The meager financing of the health system, at just 1.6 percent of India’s gross domestic product (GDP), is proportionally less than the spending of Laos or Ethiopia.
At the height of the outbreak in May, hospitals everywhere were overrun, but public institutions lacked the resources to handle the flood of patients.
“The result is a suffering public health system, where care is often poor, causing many to flock to private hospitals,” Dehejia said.
A public hospital treated Khumanthem’s mother, but her sister Ranjita was admitted to a private hospital, which cost $ 1,300 a day.

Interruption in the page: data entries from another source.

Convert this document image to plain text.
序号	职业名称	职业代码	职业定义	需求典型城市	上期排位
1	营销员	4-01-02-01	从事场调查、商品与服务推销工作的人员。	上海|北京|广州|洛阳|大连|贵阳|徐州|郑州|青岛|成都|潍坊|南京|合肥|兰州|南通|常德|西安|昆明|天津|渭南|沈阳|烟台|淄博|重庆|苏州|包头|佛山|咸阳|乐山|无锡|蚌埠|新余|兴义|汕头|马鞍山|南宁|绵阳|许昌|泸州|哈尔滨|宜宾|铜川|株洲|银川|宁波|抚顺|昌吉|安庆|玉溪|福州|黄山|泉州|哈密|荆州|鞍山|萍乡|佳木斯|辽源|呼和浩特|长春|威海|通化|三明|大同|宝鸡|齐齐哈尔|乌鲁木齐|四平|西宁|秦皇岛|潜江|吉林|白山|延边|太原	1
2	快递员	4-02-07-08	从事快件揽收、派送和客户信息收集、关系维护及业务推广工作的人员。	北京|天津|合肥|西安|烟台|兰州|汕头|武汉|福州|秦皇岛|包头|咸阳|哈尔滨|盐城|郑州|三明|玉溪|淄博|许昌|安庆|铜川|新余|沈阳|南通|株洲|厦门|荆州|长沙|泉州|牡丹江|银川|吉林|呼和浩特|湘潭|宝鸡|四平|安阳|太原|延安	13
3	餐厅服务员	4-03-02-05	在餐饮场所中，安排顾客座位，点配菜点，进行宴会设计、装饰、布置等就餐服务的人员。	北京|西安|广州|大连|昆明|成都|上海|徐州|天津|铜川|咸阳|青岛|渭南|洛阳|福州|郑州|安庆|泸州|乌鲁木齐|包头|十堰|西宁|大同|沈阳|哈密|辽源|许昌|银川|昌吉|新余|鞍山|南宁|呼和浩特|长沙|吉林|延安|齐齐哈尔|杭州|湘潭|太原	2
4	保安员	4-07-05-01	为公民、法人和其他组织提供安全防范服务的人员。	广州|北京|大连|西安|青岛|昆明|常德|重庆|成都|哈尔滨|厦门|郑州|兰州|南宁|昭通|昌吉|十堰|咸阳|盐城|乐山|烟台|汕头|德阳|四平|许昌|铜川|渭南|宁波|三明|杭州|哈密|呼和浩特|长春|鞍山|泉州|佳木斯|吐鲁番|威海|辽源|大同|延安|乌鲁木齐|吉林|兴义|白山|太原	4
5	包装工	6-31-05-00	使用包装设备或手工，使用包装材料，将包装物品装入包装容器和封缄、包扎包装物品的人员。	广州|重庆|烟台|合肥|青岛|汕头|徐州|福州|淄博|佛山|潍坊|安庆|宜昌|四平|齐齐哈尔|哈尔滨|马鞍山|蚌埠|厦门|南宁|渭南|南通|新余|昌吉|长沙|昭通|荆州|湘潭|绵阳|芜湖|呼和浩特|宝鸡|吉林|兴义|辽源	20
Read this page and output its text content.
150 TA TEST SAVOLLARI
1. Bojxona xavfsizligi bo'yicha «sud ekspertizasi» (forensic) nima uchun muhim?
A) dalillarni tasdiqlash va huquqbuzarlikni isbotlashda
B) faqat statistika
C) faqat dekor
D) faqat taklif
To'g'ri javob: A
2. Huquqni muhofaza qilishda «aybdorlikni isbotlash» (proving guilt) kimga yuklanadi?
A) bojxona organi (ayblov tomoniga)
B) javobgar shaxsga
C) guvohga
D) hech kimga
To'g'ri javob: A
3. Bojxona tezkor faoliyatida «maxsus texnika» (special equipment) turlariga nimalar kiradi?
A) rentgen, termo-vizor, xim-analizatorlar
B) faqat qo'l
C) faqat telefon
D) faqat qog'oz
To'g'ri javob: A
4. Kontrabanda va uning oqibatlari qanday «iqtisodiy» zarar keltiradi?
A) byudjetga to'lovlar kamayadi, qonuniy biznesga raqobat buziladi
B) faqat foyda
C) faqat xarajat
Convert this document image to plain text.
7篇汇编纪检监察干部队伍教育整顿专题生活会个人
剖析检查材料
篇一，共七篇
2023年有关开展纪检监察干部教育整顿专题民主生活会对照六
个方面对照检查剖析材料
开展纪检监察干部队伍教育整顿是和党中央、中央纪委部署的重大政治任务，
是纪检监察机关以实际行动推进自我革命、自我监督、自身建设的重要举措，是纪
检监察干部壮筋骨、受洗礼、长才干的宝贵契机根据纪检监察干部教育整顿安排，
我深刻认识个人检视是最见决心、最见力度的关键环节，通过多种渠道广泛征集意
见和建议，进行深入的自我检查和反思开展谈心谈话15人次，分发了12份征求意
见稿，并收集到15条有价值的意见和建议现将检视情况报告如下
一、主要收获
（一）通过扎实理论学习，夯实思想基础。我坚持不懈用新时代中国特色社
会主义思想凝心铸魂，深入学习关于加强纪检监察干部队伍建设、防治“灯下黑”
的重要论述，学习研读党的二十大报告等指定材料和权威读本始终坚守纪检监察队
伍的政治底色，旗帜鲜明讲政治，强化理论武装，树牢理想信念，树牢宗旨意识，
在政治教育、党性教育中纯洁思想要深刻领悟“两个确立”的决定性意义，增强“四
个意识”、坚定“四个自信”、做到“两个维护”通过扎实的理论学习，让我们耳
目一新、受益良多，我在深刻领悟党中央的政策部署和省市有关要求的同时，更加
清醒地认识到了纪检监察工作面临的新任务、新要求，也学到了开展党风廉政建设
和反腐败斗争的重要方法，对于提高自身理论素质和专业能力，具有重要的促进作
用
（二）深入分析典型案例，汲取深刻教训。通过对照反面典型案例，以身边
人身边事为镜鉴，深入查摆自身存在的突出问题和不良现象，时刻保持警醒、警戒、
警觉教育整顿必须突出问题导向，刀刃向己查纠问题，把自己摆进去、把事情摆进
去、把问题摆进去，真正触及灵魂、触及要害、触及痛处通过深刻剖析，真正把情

Ranjita was the family’s sole breadwinner after Khumanthem left her nursing job last year to return home during the first wave of the virus. She is now looking for work while taking care of her father and her sister’s three-year-old son.
At her home in Imphal, Khumanthem mourned her mother by remembering her favorite food – “chagem pomba,” a kind of porridge made from vegetables, rice and soybeans. Every few minutes she looked at the front gate.
“This is usually the time Ranjita comes home from work,” she said. “I still think she could go through the gate at any moment now.”
Back in New Delhi, Sharma sighed in relief when an ambulance brought his son home from the hospital last week.
Saurav needs physical therapy to build his weakened muscles, a daily nurse, and a long list of medications. It can be weeks before he can assert himself and months before the ambitious lawyer, who was among the best of his class, can go back to court.
The costs remain.
“Our first priority was to save him,” said Sharma. “Now we have to take care of the rest.”